In 1771 zijn Hendrik en Jacoba beiden overleden en wordt meester-chirurgijn David Eckhardt bij willig decreet eigenaar voor ƒ 10.100,-. Eckhardt was sinds 1741 ook eigenaar van het hoekhuis en had bij zijn dood in 1778 meerdere huizen in bezit. Wel sloot hij in 1772 een lening van ƒ 10.000,- af met al zijn huizen als onderpand. Bij zijn overlijden was hiervan ƒ 2000,- afgelost.
Hier kocht men in de jaren twintig Amerikaansche legergoederen
Eckhardt verkocht dit huis en het achterhuis onderhands aan Hendrik Scheper. Na zijn overlijden droeg Eckhardts weduwe Maria van Broekhuyse het over aan Scheper, die er ƒ 3000,- voor betaalde en de restschuld van ƒ 8000,- overnam van Eckhardt.
In 1803 is het mr. Pieter Georgesz Clifford (1765-1818) die het huis voor ƒ 4900,- koopt van Scheper. Clifford is gehuwd met Anna Sara Six en wordt het jaar erop beëdigd als schepen van Amsterdam. In 1816 wordt hij lid van de Vergadering van de Provinciale Staten.
Is hier in 1742 nog de kantwinkel van Cornelis Sterkman, die het huurde voor ƒ 400,- bij een inkomen van ƒ 800,-, in de 19e eeuw wonen hier onder meer boekverkoper Moolenijzer en boekdrukker Visser.
Begin twintigste eeuw is er een tabak- en sigarenfabriek, onder andere van Polak & Konijn en rond 1904 een tweede vestiging van de Volks-Gas-Gloeilichtfabriek ‘De Kroon’ van de firma J. Zwalf Hzn, die ook aan het Rapenburgerplein was gevestigd.
Tussen 1924 en 1932 had Simon Duijts (geboren 1895-1943, Sobibor) zowel hier als in de Leliestraat een lederwarenwinkel met ‘Amerikaansche legergoederen’ en ‘gabardine regenjassen’. In een advertentie brengt hij zijn goederen als volgt aan de man:
“Het huis is klein
Doch de voorraad ZEER groot
En sla met mijne prijzen alle concurrentie dood”
Toen wij het huis in 1968 kochten, waren dit pand en hoekpand nr. 38 dat wij al sinds 1963 in bezit hadden weer in één hand.

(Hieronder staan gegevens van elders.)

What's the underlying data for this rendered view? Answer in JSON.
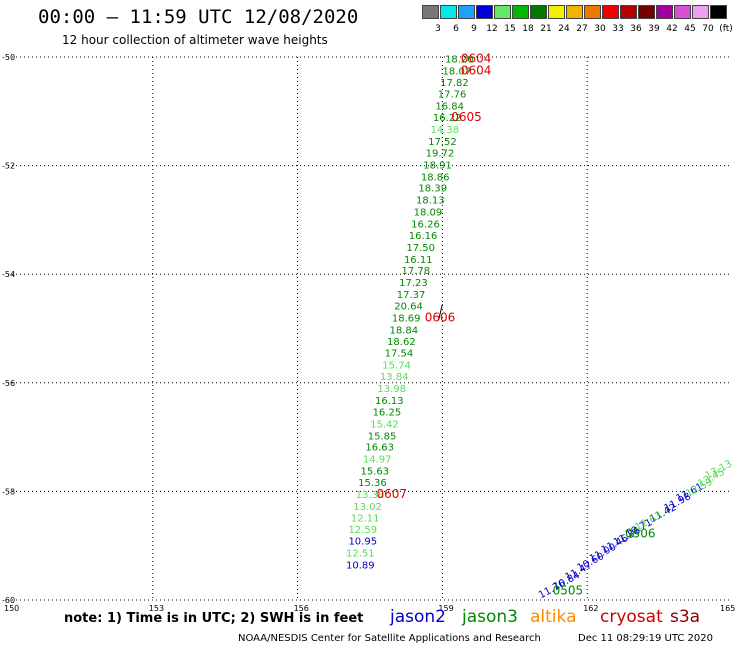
{
  "header": {
    "title": "00:00 — 11:59 UTC 12/08/2020",
    "subtitle": "12 hour collection of altimeter wave heights"
  },
  "legend": {
    "items": [
      {
        "label": "3",
        "color": "#777777"
      },
      {
        "label": "6",
        "color": "#00e8e8"
      },
      {
        "label": "9",
        "color": "#1ea0ff"
      },
      {
        "label": "12",
        "color": "#0000d8"
      },
      {
        "label": "15",
        "color": "#66e866"
      },
      {
        "label": "18",
        "color": "#00b800"
      },
      {
        "label": "21",
        "color": "#007800"
      },
      {
        "label": "24",
        "color": "#f0f000"
      },
      {
        "label": "27",
        "color": "#f0b400"
      },
      {
        "label": "30",
        "color": "#f07800"
      },
      {
        "label": "33",
        "color": "#f00000"
      },
      {
        "label": "36",
        "color": "#b40000"
      },
      {
        "label": "39",
        "color": "#780000"
      },
      {
        "label": "42",
        "color": "#a000a0"
      },
      {
        "label": "45",
        "color": "#d850d8"
      },
      {
        "label": "70",
        "color": "#f0a0f0"
      },
      {
        "label": "(ft)",
        "color": "#000000"
      }
    ]
  },
  "footer": {
    "note": "note: 1) Time is in UTC; 2) SWH is in feet",
    "credit": "NOAA/NESDIS Center for Satellite Applications and Research",
    "timestamp": "Dec 11 08:29:19 UTC 2020",
    "satellites": [
      {
        "name": "jason2",
        "color": "#0000cc"
      },
      {
        "name": "jason3",
        "color": "#008800"
      },
      {
        "name": "altika",
        "color": "#ff8c00"
      },
      {
        "name": "cryosat",
        "color": "#cc0000"
      },
      {
        "name": "s3a",
        "color": "#880000"
      }
    ]
  },
  "chart_data": {
    "type": "scatter",
    "xlim": [
      150,
      165
    ],
    "ylim": [
      -60,
      -50
    ],
    "x_ticks": [
      "150",
      "153",
      "156",
      "159",
      "162",
      "165"
    ],
    "y_ticks": [
      "-50",
      "-52",
      "-54",
      "-56",
      "-58",
      "-60"
    ],
    "grid": true,
    "colors": {
      "jason2": "#0000cc",
      "jason3": "#008800",
      "jason3_light": "#55dd55",
      "time": "#dd0000"
    },
    "series": [
      {
        "name": "jason3",
        "points": [
          {
            "lon": 159.35,
            "lat": -50.1,
            "swh": "18.20",
            "shade": "dark"
          },
          {
            "lon": 159.3,
            "lat": -50.32,
            "swh": "18.07",
            "shade": "dark"
          },
          {
            "lon": 159.25,
            "lat": -50.53,
            "swh": "17.82",
            "shade": "dark"
          },
          {
            "lon": 159.2,
            "lat": -50.75,
            "swh": "17.76",
            "shade": "dark"
          },
          {
            "lon": 159.15,
            "lat": -50.97,
            "swh": "16.84",
            "shade": "dark"
          },
          {
            "lon": 159.1,
            "lat": -51.18,
            "swh": "16.22",
            "shade": "dark"
          },
          {
            "lon": 159.05,
            "lat": -51.4,
            "swh": "14.38",
            "shade": "light"
          },
          {
            "lon": 159.0,
            "lat": -51.62,
            "swh": "17.52",
            "shade": "dark"
          },
          {
            "lon": 158.95,
            "lat": -51.83,
            "swh": "19.72",
            "shade": "dark"
          },
          {
            "lon": 158.9,
            "lat": -52.05,
            "swh": "18.91",
            "shade": "dark"
          },
          {
            "lon": 158.85,
            "lat": -52.27,
            "swh": "18.86",
            "shade": "dark"
          },
          {
            "lon": 158.8,
            "lat": -52.48,
            "swh": "18.39",
            "shade": "dark"
          },
          {
            "lon": 158.75,
            "lat": -52.7,
            "swh": "18.13",
            "shade": "dark"
          },
          {
            "lon": 158.7,
            "lat": -52.92,
            "swh": "18.09",
            "shade": "dark"
          },
          {
            "lon": 158.65,
            "lat": -53.14,
            "swh": "16.26",
            "shade": "dark"
          },
          {
            "lon": 158.6,
            "lat": -53.35,
            "swh": "16.16",
            "shade": "dark"
          },
          {
            "lon": 158.55,
            "lat": -53.57,
            "swh": "17.50",
            "shade": "dark"
          },
          {
            "lon": 158.5,
            "lat": -53.79,
            "swh": "16.11",
            "shade": "dark"
          },
          {
            "lon": 158.45,
            "lat": -54.0,
            "swh": "17.78",
            "shade": "dark"
          },
          {
            "lon": 158.4,
            "lat": -54.22,
            "swh": "17.23",
            "shade": "dark"
          },
          {
            "lon": 158.35,
            "lat": -54.44,
            "swh": "17.37",
            "shade": "dark"
          },
          {
            "lon": 158.3,
            "lat": -54.65,
            "swh": "20.64",
            "shade": "dark"
          },
          {
            "lon": 158.25,
            "lat": -54.87,
            "swh": "18.69",
            "shade": "dark"
          },
          {
            "lon": 158.2,
            "lat": -55.09,
            "swh": "18.84",
            "shade": "dark"
          },
          {
            "lon": 158.15,
            "lat": -55.3,
            "swh": "18.62",
            "shade": "dark"
          },
          {
            "lon": 158.1,
            "lat": -55.52,
            "swh": "17.54",
            "shade": "dark"
          },
          {
            "lon": 158.05,
            "lat": -55.74,
            "swh": "15.74",
            "shade": "light"
          },
          {
            "lon": 158.0,
            "lat": -55.95,
            "swh": "13.84",
            "shade": "light"
          },
          {
            "lon": 157.95,
            "lat": -56.17,
            "swh": "13.98",
            "shade": "light"
          },
          {
            "lon": 157.9,
            "lat": -56.39,
            "swh": "16.13",
            "shade": "dark"
          },
          {
            "lon": 157.85,
            "lat": -56.6,
            "swh": "16.25",
            "shade": "dark"
          },
          {
            "lon": 157.8,
            "lat": -56.82,
            "swh": "15.42",
            "shade": "light"
          },
          {
            "lon": 157.75,
            "lat": -57.04,
            "swh": "15.85",
            "shade": "dark"
          },
          {
            "lon": 157.7,
            "lat": -57.25,
            "swh": "16.63",
            "shade": "dark"
          },
          {
            "lon": 157.65,
            "lat": -57.47,
            "swh": "14.97",
            "shade": "light"
          },
          {
            "lon": 157.6,
            "lat": -57.69,
            "swh": "15.63",
            "shade": "dark"
          },
          {
            "lon": 157.55,
            "lat": -57.9,
            "swh": "15.36",
            "shade": "dark"
          },
          {
            "lon": 157.5,
            "lat": -58.12,
            "swh": "13.38",
            "shade": "light"
          },
          {
            "lon": 157.45,
            "lat": -58.34,
            "swh": "13.02",
            "shade": "light"
          },
          {
            "lon": 157.4,
            "lat": -58.55,
            "swh": "12.11",
            "shade": "light"
          },
          {
            "lon": 157.35,
            "lat": -58.77,
            "swh": "12.59",
            "shade": "light"
          },
          {
            "lon": 157.3,
            "lat": -59.2,
            "swh": "12.51",
            "shade": "light"
          }
        ]
      },
      {
        "name": "jason2",
        "points": [
          {
            "lon": 157.35,
            "lat": -58.98,
            "swh": "10.95",
            "shade": "dark"
          },
          {
            "lon": 157.3,
            "lat": -59.42,
            "swh": "10.89",
            "shade": "dark"
          },
          {
            "lon": 161.3,
            "lat": -59.85,
            "swh": "11.76",
            "shade": "dark"
          },
          {
            "lon": 161.6,
            "lat": -59.7,
            "swh": "10.84",
            "shade": "dark"
          },
          {
            "lon": 161.85,
            "lat": -59.52,
            "swh": "11.47",
            "shade": "dark"
          },
          {
            "lon": 162.1,
            "lat": -59.35,
            "swh": "10.60",
            "shade": "dark"
          },
          {
            "lon": 162.35,
            "lat": -59.18,
            "swh": "11.00",
            "shade": "dark"
          },
          {
            "lon": 162.6,
            "lat": -59.02,
            "swh": "11.46",
            "shade": "dark"
          },
          {
            "lon": 162.85,
            "lat": -58.88,
            "swh": "11.36",
            "shade": "dark"
          },
          {
            "lon": 163.1,
            "lat": -58.73,
            "swh": "10.71",
            "shade": "dark"
          },
          {
            "lon": 163.6,
            "lat": -58.45,
            "swh": "11.42",
            "shade": "dark"
          },
          {
            "lon": 163.9,
            "lat": -58.25,
            "swh": "11.98",
            "shade": "dark"
          },
          {
            "lon": 164.15,
            "lat": -58.07,
            "swh": "11.61",
            "shade": "dark"
          }
        ]
      },
      {
        "name": "jason3-south",
        "points": [
          {
            "lon": 163.3,
            "lat": -58.6,
            "swh": "12.63",
            "shade": "light"
          },
          {
            "lon": 164.35,
            "lat": -57.98,
            "swh": "12.59",
            "shade": "light"
          },
          {
            "lon": 164.6,
            "lat": -57.8,
            "swh": "13.45",
            "shade": "light"
          },
          {
            "lon": 164.75,
            "lat": -57.65,
            "swh": "13.13",
            "shade": "light"
          }
        ]
      }
    ],
    "time_labels": [
      {
        "text": "0604",
        "lon": 159.7,
        "lat": -50.1,
        "color": "red"
      },
      {
        "text": "0604",
        "lon": 159.7,
        "lat": -50.32,
        "color": "red"
      },
      {
        "text": "0605",
        "lon": 159.5,
        "lat": -51.18,
        "color": "red"
      },
      {
        "text": "0606",
        "lon": 158.95,
        "lat": -54.87,
        "color": "red"
      },
      {
        "text": "0607",
        "lon": 157.95,
        "lat": -58.12,
        "color": "red"
      },
      {
        "text": "0506",
        "lon": 163.1,
        "lat": -58.85,
        "color": "green"
      },
      {
        "text": "0505",
        "lon": 161.6,
        "lat": -59.9,
        "color": "green"
      }
    ]
  }
}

Voor de schoorsteenveger maakte dit niet meer uit: die ging toen allang langs de trap van Boerensteeg 9 naar het dak van nummer 38. Evenals inbrekers die hun oog hadden laten vallen op de partij kleding die op nummer 40 was opgeslagen.

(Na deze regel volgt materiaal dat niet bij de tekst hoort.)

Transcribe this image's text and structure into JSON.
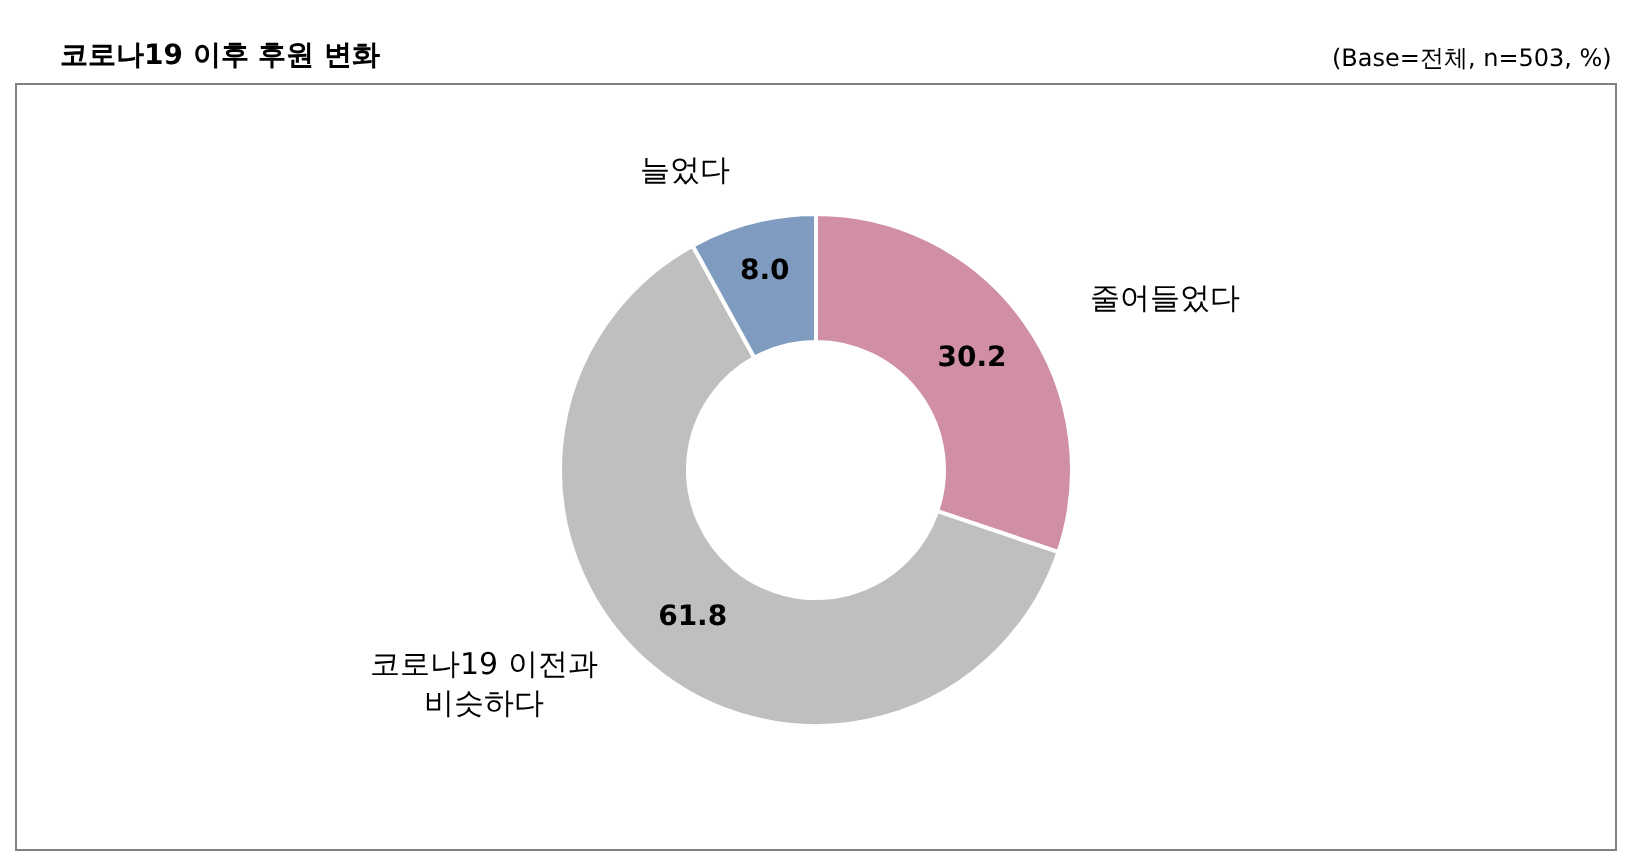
{
  "chart_data": {
    "type": "donut",
    "title": "코로나19 이후 후원 변화",
    "annotations": [
      "(Base=전체, n=503, %)"
    ],
    "categories": [
      "줄어들었다",
      "코로나19 이전과\n비슷하다",
      "늘었다"
    ],
    "values": [
      30.2,
      61.8,
      8.0
    ],
    "colors": [
      "#d08fa3",
      "#bfbfbf",
      "#7f9cc0"
    ],
    "value_labels": [
      "30.2",
      "61.8",
      "8.0"
    ],
    "legend": false
  }
}
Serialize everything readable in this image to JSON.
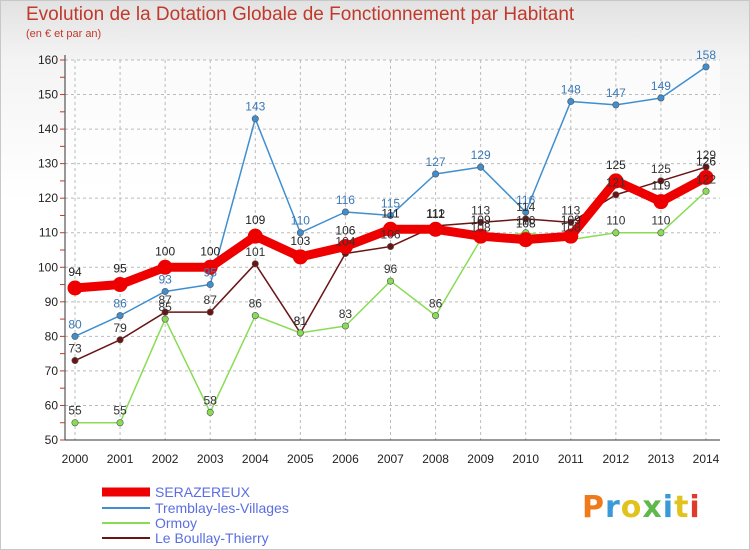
{
  "title": "Evolution de la Dotation Globale de Fonctionnement par Habitant",
  "subtitle": "(en € et par an)",
  "logo": "Proxiti",
  "colors": {
    "title": "#c0392b",
    "grid": "#bbbbbb",
    "axis_text": "#222222"
  },
  "chart_data": {
    "type": "line",
    "title": "Evolution de la Dotation Globale de Fonctionnement par Habitant",
    "subtitle": "(en € et par an)",
    "x": [
      "2000",
      "2001",
      "2002",
      "2003",
      "2004",
      "2005",
      "2006",
      "2007",
      "2008",
      "2009",
      "2010",
      "2011",
      "2012",
      "2013",
      "2014"
    ],
    "ylim": [
      50,
      160
    ],
    "yticks": [
      50,
      60,
      70,
      80,
      90,
      100,
      110,
      120,
      130,
      140,
      150,
      160
    ],
    "grid": true,
    "legend_position": "bottom-left",
    "series": [
      {
        "name": "SERAZEREUX",
        "color": "#ee0000",
        "values": [
          94,
          95,
          100,
          100,
          109,
          103,
          106,
          111,
          111,
          109,
          108,
          109,
          125,
          119,
          126
        ]
      },
      {
        "name": "Tremblay-les-Villages",
        "color": "#3f8fd0",
        "values": [
          80,
          86,
          93,
          95,
          143,
          110,
          116,
          115,
          127,
          129,
          116,
          148,
          147,
          149,
          158
        ]
      },
      {
        "name": "Ormoy",
        "color": "#88dd55",
        "values": [
          55,
          55,
          85,
          58,
          86,
          81,
          83,
          96,
          86,
          108,
          110,
          108,
          110,
          110,
          122
        ]
      },
      {
        "name": "Le Boullay-Thierry",
        "color": "#6b1414",
        "values": [
          73,
          79,
          87,
          87,
          101,
          81,
          104,
          106,
          112,
          113,
          114,
          113,
          121,
          125,
          129
        ]
      }
    ]
  }
}
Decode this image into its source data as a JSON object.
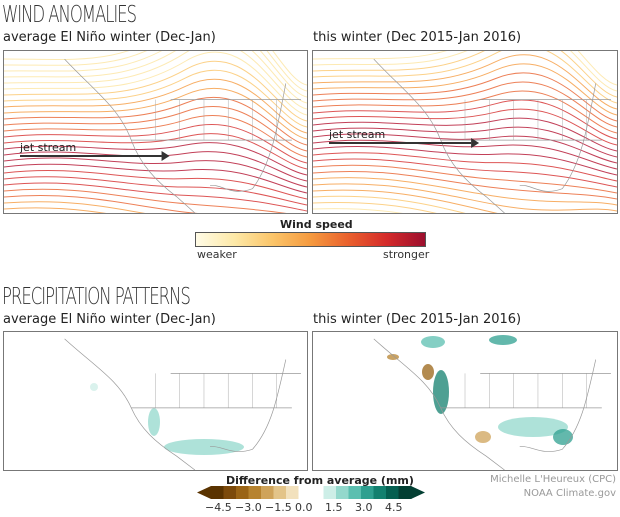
{
  "wind": {
    "title": "WIND ANOMALIES",
    "left_subtitle": "average El Niño winter (Dec-Jan)",
    "right_subtitle": "this winter (Dec 2015-Jan 2016)",
    "jet_label": "jet stream",
    "colorbar": {
      "title": "Wind speed",
      "min_label": "weaker",
      "max_label": "stronger",
      "colors": [
        "#fffbe6",
        "#fde9a8",
        "#fbc56a",
        "#f59a3f",
        "#e9602d",
        "#d42a2a",
        "#9c0f2e"
      ]
    }
  },
  "precip": {
    "title": "PRECIPITATION PATTERNS",
    "left_subtitle": "average El Niño winter (Dec-Jan)",
    "right_subtitle": "this winter (Dec 2015-Jan 2016)",
    "colorbar": {
      "title": "Difference from average (mm)",
      "ticks": [
        "−4.5",
        "−3.0",
        "−1.5",
        "0.0",
        "1.5",
        "3.0",
        "4.5"
      ],
      "colors": [
        "#5a3300",
        "#7c4a0b",
        "#9a6416",
        "#b7832f",
        "#cfa35a",
        "#e3c489",
        "#f2e1bd",
        "#ffffff",
        "#ffffff",
        "#cdeee7",
        "#93d8cc",
        "#5bbfb0",
        "#2fa090",
        "#13806f",
        "#055f50",
        "#033f33"
      ]
    }
  },
  "credit": {
    "author": "Michelle L'Heureux (CPC)",
    "source": "NOAA Climate.gov"
  }
}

Kloveniersburgwal 40 was oorspronkelijk een tweelingpand van het hoekpand nummer 38 en is vooral opmerkelijk door de mooie gevelbekroning van de vroeg 18e-eeuwse klokgevel: een rococokuif, met daaronder een afbeelding van een boom en het opschrift: DE TEEBOOM.
In 1968 konden wij dit pand kopen van jachtbouwer Schooneveldt en in 1970 begon de restauratie. Het pand bevond zich nog in redelijke staat van onderhoud, maar het achterhuis met adres Boerensteeg 9 was een bouwval. Besloten is om dit achterhuis samen te voegen met ons hoekpand op nummer 38 dat op dat moment in restauratie was.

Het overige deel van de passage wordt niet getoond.